We are all familiar with cloud computing–where computing power and systems resources are organized and linked into computing clouds, to be shared amongst many users–but there is a debate regarding its benefits in the market.
In addition to obvious advantages such as improved speed, availability and cost, there are some concern that cloud computing can block data localization to support blockchain networks.
Blockchain, or distributed ledger technology, underpins any number of leading technologies that offer immutable proof of ownership or authenticity of goods and services by accurately tracking the information it holds. At the forefront of blockchain is ‘blockchain ledgers’, or public ledgers that allow fast, secure and reliable internet-based transaction processing and management for trade and cross-border payments.
A trusted, immutable and random record of trading, business records and financial transactions, this information can be used to ensure an accurate transfer of ownership over time. The software component of the blockchain network, called a ‘distributed ledger’, establishes the records and records the information at multiple points.
However, there are several potential issues that can arise from a reliance on a web-based ledger. These include legitimate risk of spam or phishing, compromises or attacks on the integrity of a blockchain network and peer-to-peer attacks by blockchains themselves, such as ‘self destructing’.
To mitigate against these risks, it’s essential to have multiple trusted, localised system components and a multi-party code base. But there is a counter-argument to all of this. Today, there is no true, an immutable, secure and reliable public blockchain service that is available for business use, which gives widespread access and support for blockchain data access, localisation and local access for trade and payment processes.
We as a business can attempt to use cloud computing to solve these challenges by developing our own locally hosted private, decentralized blockchain systems.
As previously mentioned, blockchain provides a centralised audit trail of the transactions and changes to a valid chain. However, this can be problematic when validating and supporting multi-party transactions. Although the block records exist, different parties cannot view the same data at the same time. Because of this, the lines of identification, record-keeping and validation of a company’s business processes become much more challenging in a private system like cloud computing.
Cloud computing can help solve these challenges by co-locating different types of networks, such as a network of edge nodes, on different servers, and making these nodes and their data accessible to the public blockchain and associated API. Importantly, the system’s de-identified, encrypted identities can only be seen by the parties using the system. This enables the data to be stored in a private fashion and provides for logical multiple-party match-making, making secure, accurate control more achievable in distributed ledger applications.
For instance, last year we saw a very successful trial project in which a leading distributor was able to work with the warehouse management tools from DHL. The data analytics and operational activities provided from the sales to distribution network tied to DHL’s shipment tracking system provided a rich understanding of the sales process for the warehouse team and a better visibility into the business operations of the distributor.
Furthermore, due to the network neutrality that the localised solutions provided, accessing and maintaining data local to the blockchain and the network was made easy. Additionally, with secure access to trusted, trusted (or encrypted) infrastructure, it is possible to store records and validation records securely with the knowledge that it will only be used for that purpose.
In this scenario, local distributed systems can accelerate the integration of blockchain into the market as blockchain-based commerce solutions can be entered into DHL’s warehouse network for real-time correlation and data capture as the products are manufactured.
In the long-term, the Australian economy is at a critical juncture that could force major global retailers, technology companies and large financial institutions to adopt blockchain technology for a complete business transformation.

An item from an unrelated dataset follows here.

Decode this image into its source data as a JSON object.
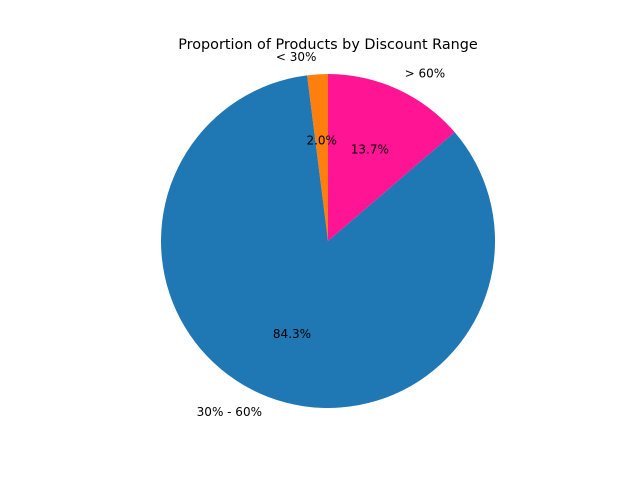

By investing in technology as a powerful enabler of new business practices, we will see a shift in Australia’s economy in a direction that will benefit all parties, governments and the markets we serve.
In the long run, compliance will remain the limiting factor on the full adoption of blockchain technology. As governments introduce new legislation and regulations for companies that choose to move forward, the benefits of local, secure cloud based blockchain technologies will likely emerge.